Although they opted to retain the three key measures - crop diversification, maintaining permanent pasture and permanent grassland and creating "ecological focus areas", they introduced caveats hobbling these regulations and reduced the percentage of land each holding should leave fallow for regeneration from 7 percent to 3percent, rising to 5 percent by the end of the budget period.
Farms already certified under national of regional environmental stewardship schemes, will be exempt from greening measures, providing these schemes are at least equivalent to the positive effects greening would have, MEPs said.
They also suggested member states could also set up an early warning system, which would send an initial warning to a farmer in breach of certain regulations for the first time and inform them of the need to remedy the breach.

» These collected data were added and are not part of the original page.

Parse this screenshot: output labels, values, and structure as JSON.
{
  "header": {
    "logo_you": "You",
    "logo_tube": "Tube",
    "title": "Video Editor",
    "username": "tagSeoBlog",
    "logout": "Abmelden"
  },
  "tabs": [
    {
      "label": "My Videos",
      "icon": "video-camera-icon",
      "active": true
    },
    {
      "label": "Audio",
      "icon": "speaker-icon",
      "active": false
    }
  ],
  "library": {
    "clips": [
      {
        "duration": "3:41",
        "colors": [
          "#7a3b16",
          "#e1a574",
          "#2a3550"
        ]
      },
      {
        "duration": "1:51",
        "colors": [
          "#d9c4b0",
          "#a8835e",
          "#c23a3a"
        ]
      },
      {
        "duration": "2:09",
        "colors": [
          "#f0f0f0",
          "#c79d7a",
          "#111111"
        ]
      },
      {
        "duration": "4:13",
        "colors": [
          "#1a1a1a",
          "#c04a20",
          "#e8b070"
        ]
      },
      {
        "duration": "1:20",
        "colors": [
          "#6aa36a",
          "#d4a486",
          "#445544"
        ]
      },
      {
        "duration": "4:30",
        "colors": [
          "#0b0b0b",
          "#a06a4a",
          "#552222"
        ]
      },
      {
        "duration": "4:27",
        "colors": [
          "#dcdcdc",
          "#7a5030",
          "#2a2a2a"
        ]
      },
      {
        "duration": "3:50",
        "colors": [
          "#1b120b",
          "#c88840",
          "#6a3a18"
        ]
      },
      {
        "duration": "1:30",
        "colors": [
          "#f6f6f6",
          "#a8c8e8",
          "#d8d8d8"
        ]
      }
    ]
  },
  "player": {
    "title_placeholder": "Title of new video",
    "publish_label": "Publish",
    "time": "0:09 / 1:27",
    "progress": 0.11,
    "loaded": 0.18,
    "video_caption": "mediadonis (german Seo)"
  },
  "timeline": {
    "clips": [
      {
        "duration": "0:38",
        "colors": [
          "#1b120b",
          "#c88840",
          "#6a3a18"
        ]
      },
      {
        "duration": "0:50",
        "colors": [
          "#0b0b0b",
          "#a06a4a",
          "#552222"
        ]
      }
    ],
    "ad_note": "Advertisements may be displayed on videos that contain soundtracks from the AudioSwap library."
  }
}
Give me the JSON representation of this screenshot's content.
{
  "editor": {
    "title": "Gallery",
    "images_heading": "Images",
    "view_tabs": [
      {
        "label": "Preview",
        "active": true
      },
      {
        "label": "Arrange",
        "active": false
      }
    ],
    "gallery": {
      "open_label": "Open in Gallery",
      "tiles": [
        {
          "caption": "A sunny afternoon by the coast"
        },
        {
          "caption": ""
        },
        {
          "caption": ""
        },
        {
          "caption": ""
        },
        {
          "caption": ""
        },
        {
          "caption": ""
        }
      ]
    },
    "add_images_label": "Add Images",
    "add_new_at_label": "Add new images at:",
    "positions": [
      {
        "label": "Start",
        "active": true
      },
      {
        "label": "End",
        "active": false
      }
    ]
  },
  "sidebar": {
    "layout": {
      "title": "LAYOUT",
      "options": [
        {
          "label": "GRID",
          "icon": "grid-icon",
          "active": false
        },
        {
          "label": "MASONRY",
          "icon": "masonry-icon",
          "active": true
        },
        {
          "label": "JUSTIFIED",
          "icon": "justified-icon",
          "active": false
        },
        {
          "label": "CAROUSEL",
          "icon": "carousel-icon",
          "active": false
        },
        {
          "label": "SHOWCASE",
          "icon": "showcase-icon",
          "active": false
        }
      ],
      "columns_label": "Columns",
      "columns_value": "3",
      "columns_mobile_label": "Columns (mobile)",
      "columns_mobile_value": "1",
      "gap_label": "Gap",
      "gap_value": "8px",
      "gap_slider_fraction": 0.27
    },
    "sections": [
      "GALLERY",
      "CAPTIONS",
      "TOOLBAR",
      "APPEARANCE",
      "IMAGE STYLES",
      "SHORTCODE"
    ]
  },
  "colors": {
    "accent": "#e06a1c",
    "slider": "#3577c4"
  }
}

This warning would be followed by checks to ensure that the breach has been put right, with the farmer avoiding a fine "unless the non-compliance constitutes a direct risk to public or animal health."
New entrants
Measures to support new entrants, including a grant scheme, and the retention of Less Favoured Area scheme also passed the committee vote.
Finally, the committee rejected a Commission proposal to make public the names and municipalities of those in receipt of direct payments or money from rural development programmes. In the past, many MEPs have expressed concern that such extensive transparency rules would breach beneficiaries' privacy rights and could be rejected by the European Court of Justice.

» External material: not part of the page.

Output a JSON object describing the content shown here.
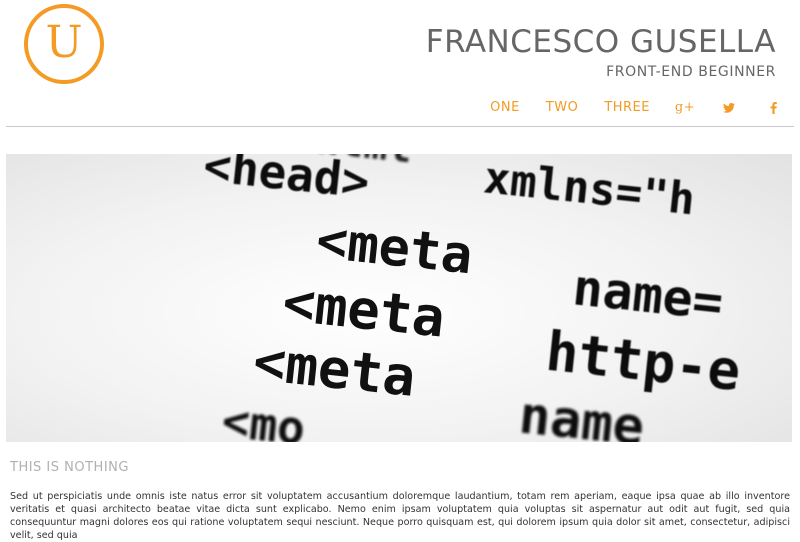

Although Scottish MEPs George Lyon and Alyn Smith said they were "satisfied" with the outcome of this week's voting, and industrial farming lobbyists in the NFU and Copa Cogeca said reforms are "going in the right direction," parliamentarians from across the political spectrum have decried the agreed reforms.
Conservative agriculture spokesperson Julie Girling said the reforms would be "bad on every level" if implemented. The European Green Party dismissed the reforms as "a missed opportunity for the fundamental reform the CAP needs."

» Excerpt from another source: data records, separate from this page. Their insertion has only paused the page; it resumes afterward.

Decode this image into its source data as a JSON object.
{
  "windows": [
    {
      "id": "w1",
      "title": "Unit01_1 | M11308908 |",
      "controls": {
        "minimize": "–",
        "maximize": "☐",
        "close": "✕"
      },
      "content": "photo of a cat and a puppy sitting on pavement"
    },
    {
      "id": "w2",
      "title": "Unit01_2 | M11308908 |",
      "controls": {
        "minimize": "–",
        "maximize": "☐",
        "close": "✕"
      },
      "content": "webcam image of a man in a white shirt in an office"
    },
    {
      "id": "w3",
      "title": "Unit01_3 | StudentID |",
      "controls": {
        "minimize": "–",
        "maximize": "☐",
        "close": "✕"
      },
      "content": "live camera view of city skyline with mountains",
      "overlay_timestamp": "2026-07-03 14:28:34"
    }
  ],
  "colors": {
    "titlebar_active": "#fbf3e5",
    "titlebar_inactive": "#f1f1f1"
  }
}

Following voting, José Bové, Co-chair of the parliament's agriculture committee, said "MEPs have sadly missed an opportunity to make the CAP fit for the 21st Century. Instead of voting for a radical overhaul to promote sustainable farming and food systems in the interests of farmers and citizens, MEPs have voted for the CAP to plough ahead unsustainably."
He continued, "While MEPs voted in favour of capping direct payments to farmers under the CAP, the level set is far too high to make a difference. Huge farming businesses which do not need the funding will continue to get big pay-cheques, whilst depriving other areas of the CAP from funding, notably for schemes that could be used to promote more sustainable farming. Yesterday's shambolic and rushed voting procedure also cast a shadow on these crucial votes."
In February the EU Council will meet to set out the next EU budget, including the CAP budget. The CAP reforms, as agreed upon by the agriculture committee will go before the European Parliament before negotiations with individual member states begin. The Parliamentary vote is scheduled for March.